L’élévation continue du niveau de la mer entraîne des risques de submersion marine et d’érosion qui pourraient toucher 24% des zones côtières tunisiennes d’ici 2050, selon une récente étude réalisée par la Banque mondiale en collaboration avec le ministère de l’Environnement.
L’un des effets les plus visibles de ce phénomène lié au changement climatique sera la perte de 20% de la superficie de certaines des 60 îles tunisiennes situées au large des côtes méditerranéennes du pays, a annoncé lundi le ministre de l’Environnement, Habib Abid, lors d’une conférence sur le thème « La Tunisie face à la triple crise planétaire : pour une diplomatie environnementale et climatique active au service du développement ».
Le ministre a également indiqué que la Tunisie est « le pays le plus vulnérable face à la montée du niveau de la mer dans le bassin méditerranéen ».
D’après des projections effectuées par des climatologues, les niveaux de la mer en Tunisie devraient s’élever de 0,3 m d’ici 2050 et de 0,7 m d’ici 2100. Cela entraînera inéluctablement un recul accru du trait de côte, notamment au niveau des plages sableuses.
Les 1300 kilomètres de côte linéaire de la Tunisie reculent déjà au rythme le plus rapide en Afrique du Nord.

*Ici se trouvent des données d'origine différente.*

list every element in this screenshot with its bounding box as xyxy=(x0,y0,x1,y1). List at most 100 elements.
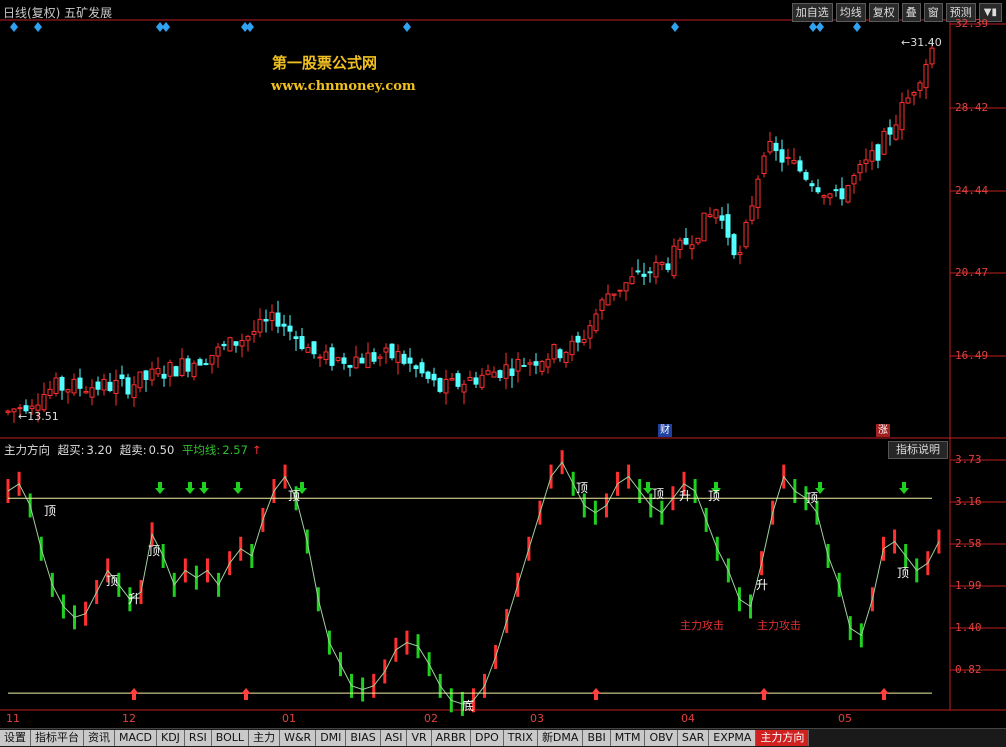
candle-body xyxy=(317,356,323,359)
month-label: 04 xyxy=(681,712,695,725)
tab-asi[interactable]: ASI xyxy=(380,730,408,746)
candle-body xyxy=(275,312,281,327)
candle-body xyxy=(659,261,665,265)
candle-body xyxy=(365,352,371,369)
candle-body xyxy=(743,221,749,248)
signal-top: 顶 xyxy=(288,489,301,503)
tab-main-direction[interactable]: 主力方向 xyxy=(756,730,810,746)
add-watchlist-button[interactable]: 加自选 xyxy=(791,3,833,22)
tab-expma[interactable]: EXPMA xyxy=(709,730,757,746)
month-label: 11 xyxy=(6,712,20,725)
indicator-tick: 1.40 xyxy=(955,621,982,634)
candle-body xyxy=(821,195,827,198)
tab-kdj[interactable]: KDJ xyxy=(156,730,185,746)
price-tick: 24.44 xyxy=(955,184,989,197)
overlay-button[interactable]: 叠 xyxy=(901,3,921,22)
candle-body xyxy=(197,359,203,366)
candle-body xyxy=(479,374,485,388)
moving-average-button[interactable]: 均线 xyxy=(835,3,866,22)
candle-body xyxy=(701,212,707,242)
candle-body xyxy=(653,261,659,278)
candle-body xyxy=(287,325,293,332)
tab-rsi[interactable]: RSI xyxy=(184,730,212,746)
candle-body xyxy=(497,370,503,378)
indicator-tick: 1.99 xyxy=(955,579,982,592)
signal-top: 顶 xyxy=(652,487,665,501)
event-marker xyxy=(246,22,254,32)
month-label: 01 xyxy=(282,712,296,725)
candle-body xyxy=(827,193,833,199)
tab-news[interactable]: 资讯 xyxy=(84,730,115,746)
candle-body xyxy=(719,215,725,221)
tab-new-dma[interactable]: 新DMA xyxy=(537,730,584,746)
candle-body xyxy=(527,362,533,365)
candle-body xyxy=(155,367,161,375)
adjust-price-button[interactable]: 复权 xyxy=(868,3,899,22)
tab-arbr[interactable]: ARBR xyxy=(431,730,472,746)
candle-body xyxy=(167,361,173,377)
candle-body xyxy=(785,156,791,159)
candle-body xyxy=(191,362,197,378)
candle-body xyxy=(569,340,575,356)
tab-indicator-platform[interactable]: 指标平台 xyxy=(31,730,84,746)
candle-body xyxy=(917,82,923,91)
candle-body xyxy=(83,390,89,394)
candle-body xyxy=(803,172,809,180)
candle-body xyxy=(581,339,587,344)
tab-wr[interactable]: W&R xyxy=(280,730,317,746)
candle-body xyxy=(425,371,431,379)
attack-label: 主力攻击 xyxy=(680,619,724,632)
candle-body xyxy=(17,407,23,410)
candle-body xyxy=(257,318,263,333)
candle-body xyxy=(263,318,269,322)
candle-body xyxy=(383,347,389,353)
sell-signal-arrow-icon xyxy=(185,482,195,494)
candle-body xyxy=(635,270,641,273)
candle-body xyxy=(707,214,713,218)
tab-dpo[interactable]: DPO xyxy=(471,730,504,746)
signal-top: 顶 xyxy=(708,489,721,503)
candle-body xyxy=(677,239,683,250)
candle-body xyxy=(773,142,779,152)
candle-body xyxy=(113,379,119,394)
indicator-tab-bar: 设置 指标平台 资讯 MACD KDJ RSI BOLL 主力 W&R DMI … xyxy=(0,728,1006,747)
candle-body xyxy=(59,376,65,391)
tab-trix[interactable]: TRIX xyxy=(503,730,538,746)
tab-macd[interactable]: MACD xyxy=(115,730,157,746)
signal-top: 顶 xyxy=(897,566,910,580)
price-tick: 20.47 xyxy=(955,266,989,279)
tab-vr[interactable]: VR xyxy=(407,730,432,746)
finance-badge[interactable]: 财 xyxy=(658,424,672,437)
tab-dmi[interactable]: DMI xyxy=(316,730,347,746)
candle-body xyxy=(575,335,581,343)
buy-signal-arrow-icon xyxy=(591,688,601,700)
candle-body xyxy=(29,405,35,410)
candle-body xyxy=(203,363,209,366)
candle-body xyxy=(65,389,71,393)
candle-body xyxy=(731,234,737,256)
tab-bbi[interactable]: BBI xyxy=(583,730,611,746)
candle-body xyxy=(689,244,695,250)
tab-main-force[interactable]: 主力 xyxy=(249,730,281,746)
avg-line-value: 2.57 xyxy=(222,443,248,457)
tab-mtm[interactable]: MTM xyxy=(610,730,646,746)
window-button[interactable]: 窗 xyxy=(923,3,943,22)
candle-body xyxy=(311,341,317,355)
chart-canvas[interactable] xyxy=(0,0,1006,728)
signal-top: 顶 xyxy=(576,481,589,495)
candle-body xyxy=(461,383,467,393)
tab-bias[interactable]: BIAS xyxy=(346,730,381,746)
candle-body xyxy=(761,155,767,174)
candle-body xyxy=(269,311,275,321)
limit-up-badge[interactable]: 涨 xyxy=(876,424,890,437)
signal-top: 顶 xyxy=(106,574,119,588)
candle-body xyxy=(737,252,743,256)
signal-rise: 升 xyxy=(756,578,769,592)
tab-settings[interactable]: 设置 xyxy=(0,730,31,746)
candle-body xyxy=(857,164,863,174)
tab-sar[interactable]: SAR xyxy=(677,730,710,746)
tab-boll[interactable]: BOLL xyxy=(211,730,250,746)
indicator-help-button[interactable]: 指标说明 xyxy=(888,441,948,459)
event-marker xyxy=(162,22,170,32)
tab-obv[interactable]: OBV xyxy=(645,730,678,746)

L’érosion côtière est estimée à 70 centimètres par an entre 1984 et 2016.
L’élévation du niveau de la mer aura des impacts négatifs sur les zones côtières peuplées en termes d’érosion du littoral et d’inondations côtières étendues ou encore de submersion permanente des zones côtières basses.
Les submersions marines et les inondations côtières sont généralement associées à une surélévation temporaire du niveau de la mer au-dessus de son niveau normal durant des tempêtes. Plus de 3000 hectares de côtes urbaines sont jugées potentiellement submersibles. Les régions de Tunis, Djerba et Gabès figurent parmi les plus vulnérables.
Au total, le coût des pertes de terres dues à l’élévation du niveau de la mer pourrait atteindre 1,6 milliard de dollars (près de 5 milliards de dinars) d’ici la moitié du siècle en cours, si rien n’est fait pour s’adapter à cette nouvelle donne. Ce coût élevé s’explique principalement par la concentration d’infrastructures économiquement importantes. Les régions côtières menacées comprennent les zones agricoles (12 % de la superficie), les zones naturelles avec des actifs (9 %) et des zones urbanisées (2 %).
Des coûts pouvant atteindre 6,9% du PIB
L’élévation du niveau de la mer pourrait ainsi réduire les terres agricoles côtières dédiées à l’arboriculture (9 %), aux cultures annuelles (14 %) aux cultures irriguées (5,8 %) et aux pâturages (49 %).
L’étude menée par la Banque mondiale souligne également que les coûts indirects de la perte de superficie pourraient être encore plus prononcés. Dans un scénario où aucune mesure d’adaptation n’est prise pour protéger le secteur du tourisme dans les zones côtières, les coûts directs et indirects de l’élévation du niveau de la mer pour l’économie tunisienne pourraient représenter jusqu’à 6,9 % du produit intérieur brut (PIB) d’ici 2050, en raison des impacts négatifs en cascade sur les activités hôtelières, la restauration, une longue série d’autres activités économiques liées au touristique et l’emploi.
Dans le cas de l’inaction, environ 0,8 % des emplois du secteur du tourisme dans les zones côtières risquent d’être perdus.
La montée du niveau de la mer pose d’autre part des risques pour l’agriculture irriguée du pays, en raison notamment de salinisation des champs et des nappes phréatiques.
Les pertes économiques liées à l’élévation attendue du niveau de la mer pourraient cependant être réduites à 44 millions de dinars seulement, si les autorités tunisiennes prennent dès à présent des mesures d’adaptation ciblées pour protéger les zones côtières et leurs activités économiques.
Le type de ces mesures d’adaptation varie en fonction de la zone côtière concernée. Pour les zones naturelles dotées d’actifs, y compris les plages, les interventions primaires devraient se concentrer essentiellement sur des mesures de défense douces telles que l’ajout de sédiments ou de sable le long du littoral (recharge des plages), la préservation des dunes et la mise en œuvre de solutions complémentaires fondées sur la nature telles que l’augmentation de la couverture végétale pour stabiliser le sol. Le niveau d’urbanisation détermine si des mesures dures supplémentaires sont nécessaires. Dans les zones fortement urbanisées, les mesures douces peuvent, en effet, être complétées par des mesures de défense dures durables telles que la construction de brise-lames et de digue ou encore la surélévation des infrastructures existantes.